Additionally, it appears that the Trump administration is going to push forward with the increases to the biodiesel mandate that were announced in the last months under Obama. This could mean a boost in demand for fats, especially if the proposed change for the tax break goes from the blender to the producer. Note, however, that markets are still very near the lows achieved last week (just not continuing to fall lower).
For canola, it has been difficult to maintain any upward momentum, even with strong demand and tightening stocks. The repeated news of bigger production estimates out of Brazil and Argentina, along with expected production increases for palm oil in Indonesia and Malaysia, are keeping a bearish tone for canola. Until new crop planting and weather can drive canola news, look for it to take direction from the soybean oil futures market.
Peas & Lentils
The ongoing story for pulses is the unknown demand for exports from top-buyer India. The Indian government is moving towards self-sufficiency in pulses and has not suggested that an exemption for Canada's non-fumigated with ethyl bromide would be extended.

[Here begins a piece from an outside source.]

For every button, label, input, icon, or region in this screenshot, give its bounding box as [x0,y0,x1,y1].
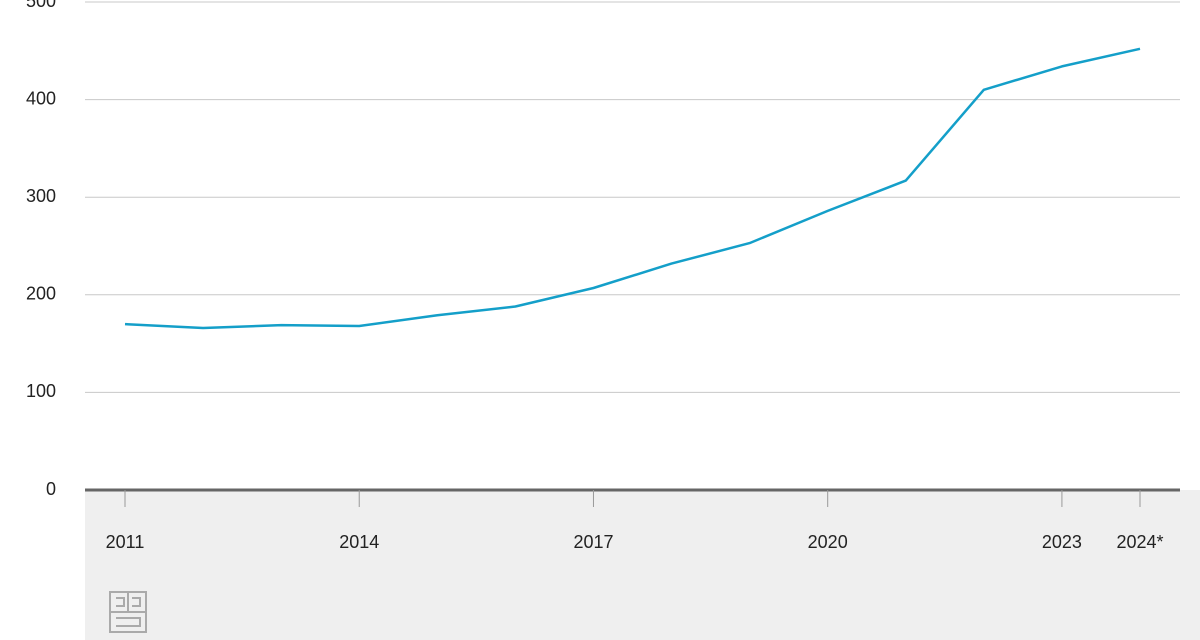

Additionally, a temporary waiving of import tax on lentils may not be reinstated.
These things point towards lower demand in the coming months and years. Canadian exporters are only conducting sales in the short term, and are not looking for commitments further out that may bite them financially.
With spring plantings still to come, the market is keying on Agriculture Canada's recent forecast for the 2017-18 crop year. Note that these estimates are not based on surveys of farmers but purely on models and statistics completed by the analysis branch in Winnipeg. Total production is expected to reach 155,000 metric tons on 160,000 hectares. This is a big drop in area and output from a year ago, when 234,000 metric tons were produced on 212,000 hectares.
Export demand is thought to remain strong, so ending stocks should decline modestly to 70,000 metric tons from 85,000 metric tons, this year (but up still from just 5,000 metric tons in 2015-16).